Welcome to My Kitchen

I started cooking 12 years ago, and every day has been a new experience. You might not believe it but i was a person who could not fry an egg...but 12 years on..i feel i can take on any challenge.

I'm constantly trying out new recipes and looking for innovative ways to improvise my dishes and make it more easier. The easier the cooking gets and the less time it takes the more time for me to relax with my loved one.
But easy and quick does not mean compromise on taste or the way a dish is presented. I take great pride in decorating my dishes as i am a firm believer of ' The first impression counts'.

I decided to start this blog to help others like me discover that cooking a feast does not require slogging for hours in the kitchen all it requires is the right ingredients, tools and a creative mind and voila! you will have your family and guests begging for second helpings....

My inspiration for cooking has always been my husband...he loves his food..and like the saying goes 'A way to a man's heart is through his stomach'..i can confidently say it's true and it works wonders for a happy relationship...but he is also my best critic and competition.

I've got two little girls both who love to eat, and my eldest always enjoys helping me in the kitchen. I will try to post more kid friendly recipes that can be fun to eat and make together.
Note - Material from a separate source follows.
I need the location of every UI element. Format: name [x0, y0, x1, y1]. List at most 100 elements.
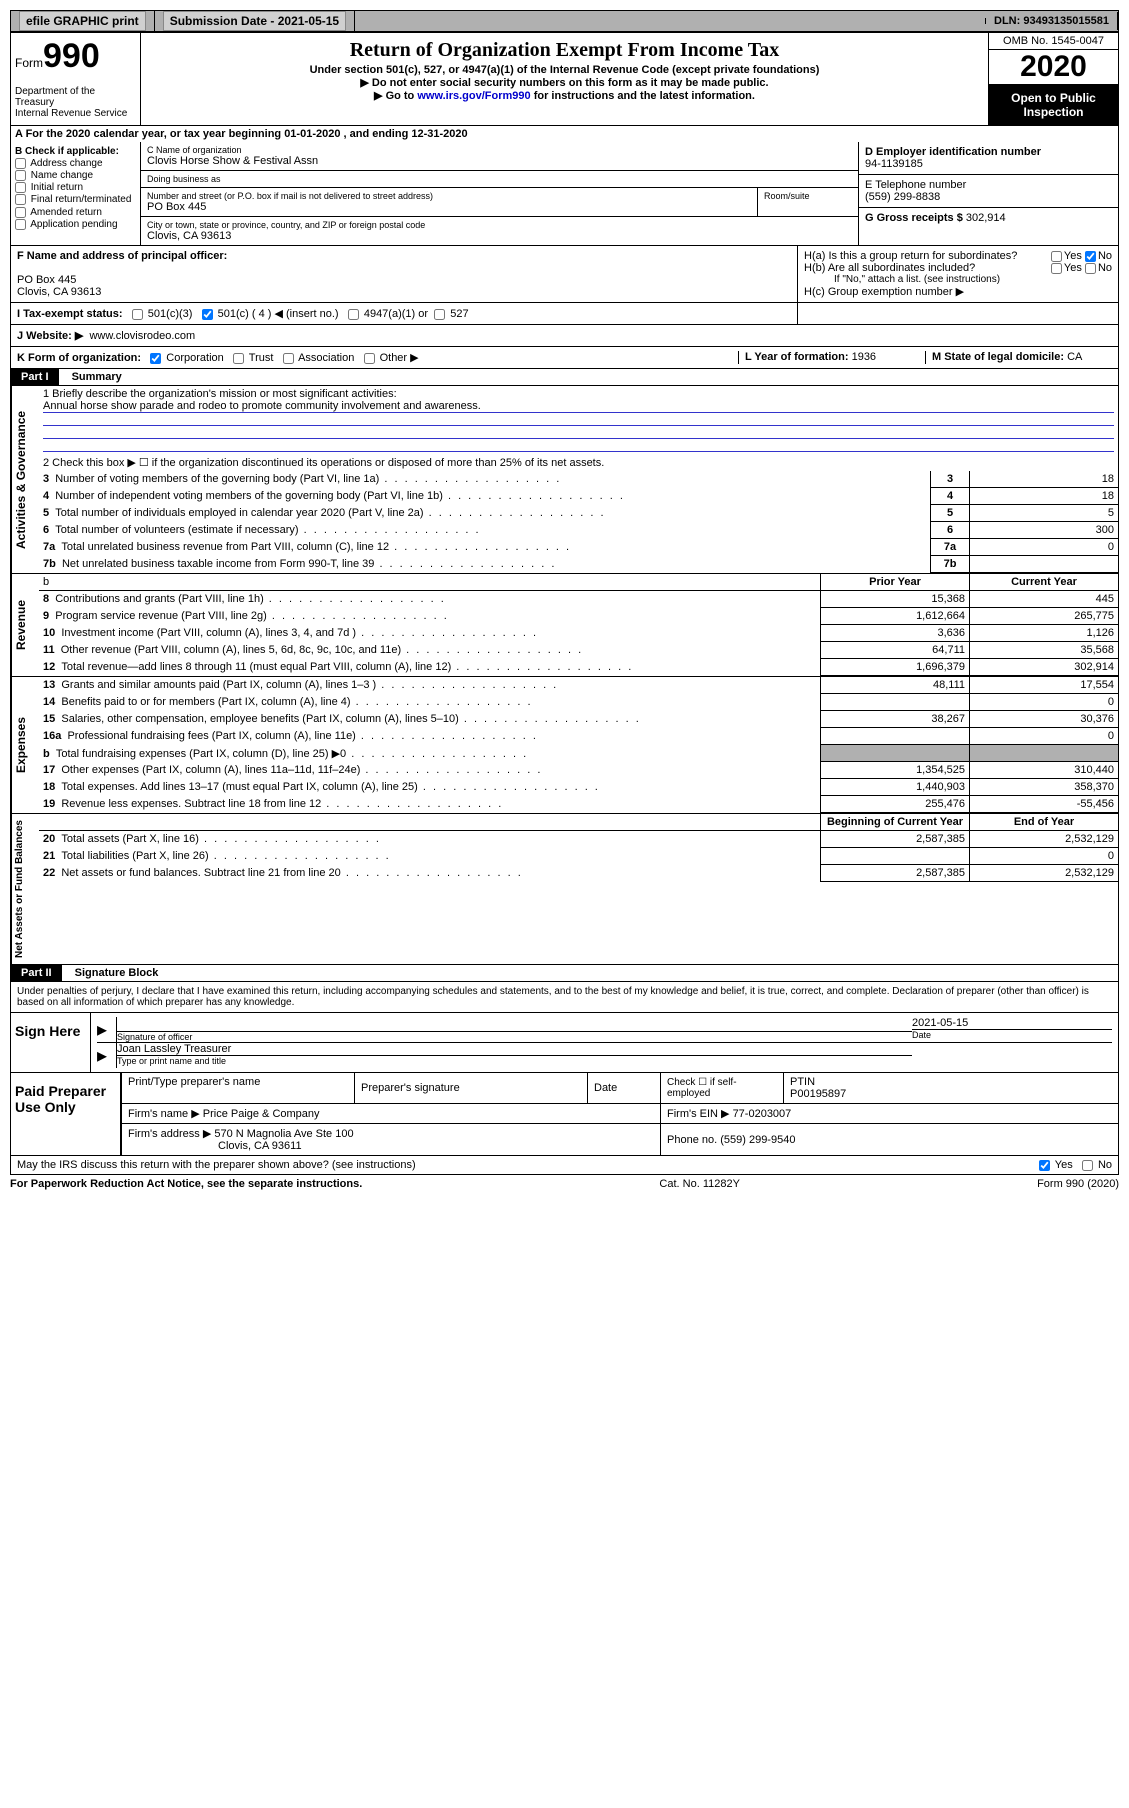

Hope you enjoy this blog and find it useful...please do feel free to leave any feedback or comments...remember there's always room for improvement!!!

Sunday 7 June 2020

Pimm’s cupcakes

This was fun to make and tasted lovely.. the colours are vibrant and remind you of summer...



Ingredients
For the cupcakes:
  • 150g self-raising flour
  • ½ tsp baking powder
  • zest of 1 small orange
  • 175g soft unsalted butter, cut into small pieces
  • 175g caster sugar
  • 3 medium eggs, lightly beaten
  • 12 strawberries, hulled             


For the Pimm's syrup:

  • 150ml Pimm's
  • 50g caster sugar

For the Pimm's buttercream:
  • 250g unsalted butter, softened
  • 50ml semi-skimmed milk, at room temperature
  • 2 tbsp Pimm's
  • 350g icing sugar

To decorate:
  • a few mint leaves
  • thin slices of orange, cut into quarters
  • thin slices of lemon, cut into quarters
  • 6 strawberries, sliced in half
  • 12 blackberries 
  • Straws 

Method: 

  • Preheat the oven to 180°C. Line a 12-hole cupcake tray with cupcake cases.
  • Sieve the flour and baking powder into a large bowl. Stir in the orange zest.
  • In a separate bowl, using an electric whisk, cream the soft butter and caster sugar together until light and fluffy. Alternately whisk in the beaten eggs and the flour mixture until combined. 
  • Divide the mixture evenly among the cupcake cases. 
  • Insert a whole strawberry into each cupcake 
  • Bake in the oven for 25 minutes.
  • While the cupcakes are baking, make the syrup. Gently heat the Pimm's with the sugar in a medium saucepan, stirring until the sugar has dissolved. Increase the heat and let it bubble for 5-7 minutes until thick and syrupy. Pour the syrup into a small jug.
  • As soon as the cupcakes come out of the oven, prick the tops a few times with a toothpick and brush them with the Pimm's syrup. Leave to cool in the tray for 10 minutes, then transfer to a wire rack and leave to cool completely.
  • While the cupcakes are cooling, make the buttercream. Using an electric whisk, mix together the butter, milk and Pimm's in a medium bowl until smooth. On a low speed, gradually add the icing sugar and continue to beat until smooth and thick. Transfer to a piping bag fitted with a 1cm star nozzle.
  • Once the cupcakes are completely cool, generously pipe each one with the icing, then decorate with sliced strawberries, orange slices, lemon , blackberries and the baby mint leaves.